と僕は時代の流れの速さにため息をついたものでした。でも、敢えてそんなものを買おうとは思いませんでした。

 さあ、それで「富戸から三浦半島や房総半島が見えるのか」という事です。前回の「ピタゴラスの定理」で、簡単な計算によるとそれらは見えそうにない事をご紹介しました。でも、ここまで首を突っ込んだ以上もっと正確な事が知りたくなってしまいました。それで思い出したのが、「カシミール」の事だったのです。

 「よしっ。こうなったらハイテクの力を借りて決着を付けよう」

と腹を括って、今日の仕事帰りに閉店直前の本屋さんに飛び込んで件の本を購入したのでした。

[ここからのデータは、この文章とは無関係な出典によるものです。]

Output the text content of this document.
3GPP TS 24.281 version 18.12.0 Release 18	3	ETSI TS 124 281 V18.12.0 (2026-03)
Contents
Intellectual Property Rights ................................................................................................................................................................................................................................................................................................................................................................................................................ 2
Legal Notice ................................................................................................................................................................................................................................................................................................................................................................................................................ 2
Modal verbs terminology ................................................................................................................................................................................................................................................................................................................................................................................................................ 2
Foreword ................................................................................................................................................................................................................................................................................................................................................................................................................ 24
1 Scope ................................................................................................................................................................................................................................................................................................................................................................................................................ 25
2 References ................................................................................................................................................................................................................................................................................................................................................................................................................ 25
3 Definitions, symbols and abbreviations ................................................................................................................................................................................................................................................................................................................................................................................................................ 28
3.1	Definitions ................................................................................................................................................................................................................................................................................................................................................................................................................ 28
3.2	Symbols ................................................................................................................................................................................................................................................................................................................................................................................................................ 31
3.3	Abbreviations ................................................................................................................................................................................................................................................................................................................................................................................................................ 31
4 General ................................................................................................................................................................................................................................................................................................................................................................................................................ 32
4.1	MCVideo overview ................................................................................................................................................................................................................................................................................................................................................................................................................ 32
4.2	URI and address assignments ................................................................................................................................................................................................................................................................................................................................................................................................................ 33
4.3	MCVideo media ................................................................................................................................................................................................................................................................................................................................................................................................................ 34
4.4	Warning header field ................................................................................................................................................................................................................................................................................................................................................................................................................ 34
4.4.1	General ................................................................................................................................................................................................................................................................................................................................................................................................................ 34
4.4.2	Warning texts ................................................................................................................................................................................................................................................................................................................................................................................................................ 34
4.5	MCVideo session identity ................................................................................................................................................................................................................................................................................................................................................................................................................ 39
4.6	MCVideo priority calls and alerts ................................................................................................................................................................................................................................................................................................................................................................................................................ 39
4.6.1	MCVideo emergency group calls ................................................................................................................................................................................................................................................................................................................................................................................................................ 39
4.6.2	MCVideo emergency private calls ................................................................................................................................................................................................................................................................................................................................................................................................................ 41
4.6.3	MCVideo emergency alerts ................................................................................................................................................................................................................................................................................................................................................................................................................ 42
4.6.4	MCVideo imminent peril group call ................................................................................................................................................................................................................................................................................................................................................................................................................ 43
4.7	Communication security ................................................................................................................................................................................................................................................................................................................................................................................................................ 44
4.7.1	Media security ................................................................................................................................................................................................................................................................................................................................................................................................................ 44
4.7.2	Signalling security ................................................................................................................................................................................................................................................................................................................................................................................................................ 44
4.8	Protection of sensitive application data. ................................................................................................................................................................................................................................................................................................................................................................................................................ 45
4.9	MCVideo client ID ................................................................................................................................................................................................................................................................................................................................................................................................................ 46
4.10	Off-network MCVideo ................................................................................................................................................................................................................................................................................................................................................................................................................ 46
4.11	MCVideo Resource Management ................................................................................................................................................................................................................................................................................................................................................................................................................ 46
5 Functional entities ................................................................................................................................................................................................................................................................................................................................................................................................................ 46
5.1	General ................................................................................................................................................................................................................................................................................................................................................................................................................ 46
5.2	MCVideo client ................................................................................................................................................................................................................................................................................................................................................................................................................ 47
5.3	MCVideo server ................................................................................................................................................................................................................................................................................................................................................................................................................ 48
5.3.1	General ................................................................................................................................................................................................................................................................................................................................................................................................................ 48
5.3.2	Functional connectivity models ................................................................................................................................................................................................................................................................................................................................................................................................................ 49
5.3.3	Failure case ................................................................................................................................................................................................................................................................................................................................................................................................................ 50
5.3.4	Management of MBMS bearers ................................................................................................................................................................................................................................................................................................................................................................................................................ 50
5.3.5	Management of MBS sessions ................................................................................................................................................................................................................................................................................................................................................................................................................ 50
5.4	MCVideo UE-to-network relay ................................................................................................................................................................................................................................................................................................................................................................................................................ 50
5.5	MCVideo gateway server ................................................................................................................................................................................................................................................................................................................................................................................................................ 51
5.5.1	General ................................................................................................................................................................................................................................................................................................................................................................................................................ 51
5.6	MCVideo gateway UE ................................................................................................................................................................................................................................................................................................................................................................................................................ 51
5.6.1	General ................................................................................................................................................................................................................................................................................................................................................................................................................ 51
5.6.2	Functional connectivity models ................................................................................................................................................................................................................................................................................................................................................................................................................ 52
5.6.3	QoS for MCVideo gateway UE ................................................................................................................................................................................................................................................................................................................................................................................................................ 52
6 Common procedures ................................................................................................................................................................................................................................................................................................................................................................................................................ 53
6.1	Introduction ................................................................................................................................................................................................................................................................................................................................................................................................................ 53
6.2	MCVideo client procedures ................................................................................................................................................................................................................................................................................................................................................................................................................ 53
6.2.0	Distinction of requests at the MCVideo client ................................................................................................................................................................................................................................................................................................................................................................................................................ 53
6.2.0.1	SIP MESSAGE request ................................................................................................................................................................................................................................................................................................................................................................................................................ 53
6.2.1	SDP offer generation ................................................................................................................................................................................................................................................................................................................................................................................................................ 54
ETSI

 「カシミール3D 入門」 松本智彦 著、実業之日本社、\ 1,900

です。使い方は簡単。モニター上の地図の中で富戸の位置を指定してやれば、そこから見える山が一覧表になって出てくるのです。ジャジャーン。

山 名 標高 (m) 富戸からの
距離 (Km)
方向
(北からの角度)
大楠山
(三浦半島)
241 59.8 48.9
鋸山
(房総半島)
329 70.9 65.4
愛宕山
(房総半島)
408 81.6 72.4
富山
(房総半島)
350 71.9 71.6
大山
(房総半島)
194 59.4 82.5

 おお〜っ、やはり大楠山も愛宕山も見えるのですねえ。方向も、富戸で見た黒い影と概ね一致しています(前々回の本コーナー「水平線」を参照下さい)。
 更に、このソフトでは、富戸からの見える景色も表示してくれるのです。

 別に表示されているデータだと、それぞれの山は水平線から角度にして1°以下ですから本当に微かに頭を出しているだけなのです。よくぞ、これが肉眼で見えたものですね。

 「ふう〜っ」

何だか一人で騒いでいるだけの様な気もしますが、これで一息つく事が出来ました。

 「それでもなあ〜っ」

こんなにアッサリ図まで出されてしまうとちょっと味気ない気がして来ました。

 「あの影は何なのかな〜っ」

とあれこれ思いを巡らしていた方が楽しかったような気もします。でもでも、コンピューターは所詮コンピューターです。土曜日の「旗振り統一行動」は予定通り行いますよお。みなさん、相模灘を隔てて声を掛け合いましょう。